Our objectives were to assess whether the south-central Ontario population of Trumpeter Swan is at or near carrying capacity, and to determine the effects of endogenous factors on population growth rate and juvenile survival. This information is important for assessing if further conservation measures are needed. We hypothesize that the south-central Ontario Trumpeter Swan population will exhibit a slowing growth rate as it reaches carrying capacity. If the population has reached or exceeded carrying capacity, we expect that growth rate would decline. We predict that density dependence will manifest as a decline in recruitment of juveniles into the breeding population as it has with other large Anatidae (e.g., Williams et al. 1993, Nummi and Saari 2003, Aubry et al. 2013, Wood et al. 2016). We estimated demographic rates using an Integrated Population Model (IPM) that combined relative abundance, productivity, and mark-resighting data (Arnold et al. 2018, Plard et al. 2019, Nuijten et al. 2020). Our analysis has the added advantage of allowing posterior estimation of abundance trends by age or breeding class as latent parameters (not directly observable) to provide further insight into Trumpeter Swan population dynamics. We aimed to capture the age structure complexity inherent in a species with a longer life span and generation time (Koons et al. 2014). We used the integrated model to forecast population size for an additional 15 years for the south-central Ontario Trumpeter Swan population.

METHODS

Data sources

Ontario Trumpeter Swan reintroduction (1982 to 2006) was led by the Ontario Trumpeter Swan Restoration Group (OTSRG), a non-government organization of mostly volunteer members (Handrigan et al. 2016) now named Trumpeter Swan Conservation Ontario (TSCO, since 2022). In each year of the restoration program and continuing since, a portion of Trumpeter Swans in south-central Ontario were marked and banded (Lumsden and Drever 2002). Swans were banded using U.S. Fish and Wildlife Service standard aluminum butt-end leg bands or lock-on type legs bands. Each banded bird was also equipped with a yellow patagial tag (with unique alpha numeric code; Lumsden 2008) attached prior to release. Though attachment of a patagial tag is considered moderate-high risk for some species (Trefry et al. 2013, VKM et al. 2024), we did not find, through our own experience, nor did we find evidence in the peer reviewed literature that patagial tags cause a bias in Trumpeter Swan demographic rates. TSCO tested patagial tags on captive reared Trumpeter Swans prior to use on wild swans and swans did not appear to be hampered or harmed by them. Patagial marked Trumpeter Swans have been regularly observed breeding and rearing cygnets with no observed issues for the last 15 years of the project; however, discarded fishing gear or other material entangled on a patagial tag may cause negative effects for survival or production, though we feel those effects are minimal. Wild-hatched swans were captured, usually in winter, at feeding sites where individuals were lured with food and hand captured for marking and banding (Lumsden et al. 2012). Observations of marked swans were made by a network of volunteers and the public. Observations were also compiled and added to the database from those reported at online internet sites (iNaturalist, The Trumpeter Swan Society, TSCO, Wye Marsh), on eBird (eBird 2021), and on social media sites including Facebook and Instagram (G. Lane, personal communication). Repeat observations from the winter (November to March) were reduced to one per bird annually for model estimates of annual survival. All observations of marked birds were compiled into a database and linked to associated capture information for each bird. We limited our analysis to data from 2006 to 2019 because of insufficient banding and resightings prior to 2006 and in 2021 and 2022. This ensured that there were sufficient annual data for estimating parameters within a survival analysis.

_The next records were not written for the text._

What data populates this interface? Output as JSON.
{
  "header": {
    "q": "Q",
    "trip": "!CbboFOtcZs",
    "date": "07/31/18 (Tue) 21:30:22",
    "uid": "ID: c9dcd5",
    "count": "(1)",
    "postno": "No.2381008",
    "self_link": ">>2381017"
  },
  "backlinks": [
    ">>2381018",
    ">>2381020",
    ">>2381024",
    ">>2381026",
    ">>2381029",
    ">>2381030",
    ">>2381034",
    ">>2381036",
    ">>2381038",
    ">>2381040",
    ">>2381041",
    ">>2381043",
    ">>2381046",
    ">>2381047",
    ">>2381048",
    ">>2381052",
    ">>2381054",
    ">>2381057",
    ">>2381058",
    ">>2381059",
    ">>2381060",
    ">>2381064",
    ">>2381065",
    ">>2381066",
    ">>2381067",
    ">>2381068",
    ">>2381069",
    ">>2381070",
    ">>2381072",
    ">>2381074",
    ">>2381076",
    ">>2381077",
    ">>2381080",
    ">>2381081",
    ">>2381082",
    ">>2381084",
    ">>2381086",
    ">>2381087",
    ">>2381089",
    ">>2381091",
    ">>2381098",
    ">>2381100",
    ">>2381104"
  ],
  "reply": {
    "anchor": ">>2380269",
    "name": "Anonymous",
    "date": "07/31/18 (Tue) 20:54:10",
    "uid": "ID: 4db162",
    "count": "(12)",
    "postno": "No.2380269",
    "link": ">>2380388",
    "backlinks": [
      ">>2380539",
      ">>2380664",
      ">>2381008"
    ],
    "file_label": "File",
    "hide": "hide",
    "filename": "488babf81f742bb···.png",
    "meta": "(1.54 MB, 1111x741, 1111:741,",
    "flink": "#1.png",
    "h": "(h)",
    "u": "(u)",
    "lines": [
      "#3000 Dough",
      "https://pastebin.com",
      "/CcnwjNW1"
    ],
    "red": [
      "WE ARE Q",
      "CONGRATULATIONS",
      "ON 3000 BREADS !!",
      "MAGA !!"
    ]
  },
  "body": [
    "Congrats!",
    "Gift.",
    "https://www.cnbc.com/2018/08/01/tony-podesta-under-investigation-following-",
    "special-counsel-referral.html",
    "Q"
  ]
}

We used Christmas Bird Count (CBC; National Audubon Society 2021) data for Ontario, corrected for effort (Soykan et al. 2016), which can be interpreted as relative abundance (i.e., annual estimates relative to one another but not true abundance). CBC relative abundance measures were used to estimate early winter abundance of south-central Ontario Trumpeter Swan data for the period of interest. In brief, relative abundance data are calculated as the log of expected counts as a function of the count circle (i.e., the 24 km area of each count), year, the total count hours and an overdispersion parameter (see Link et al. 2006, Sauer and Link 2011, and Soykan et al. 2016 for details).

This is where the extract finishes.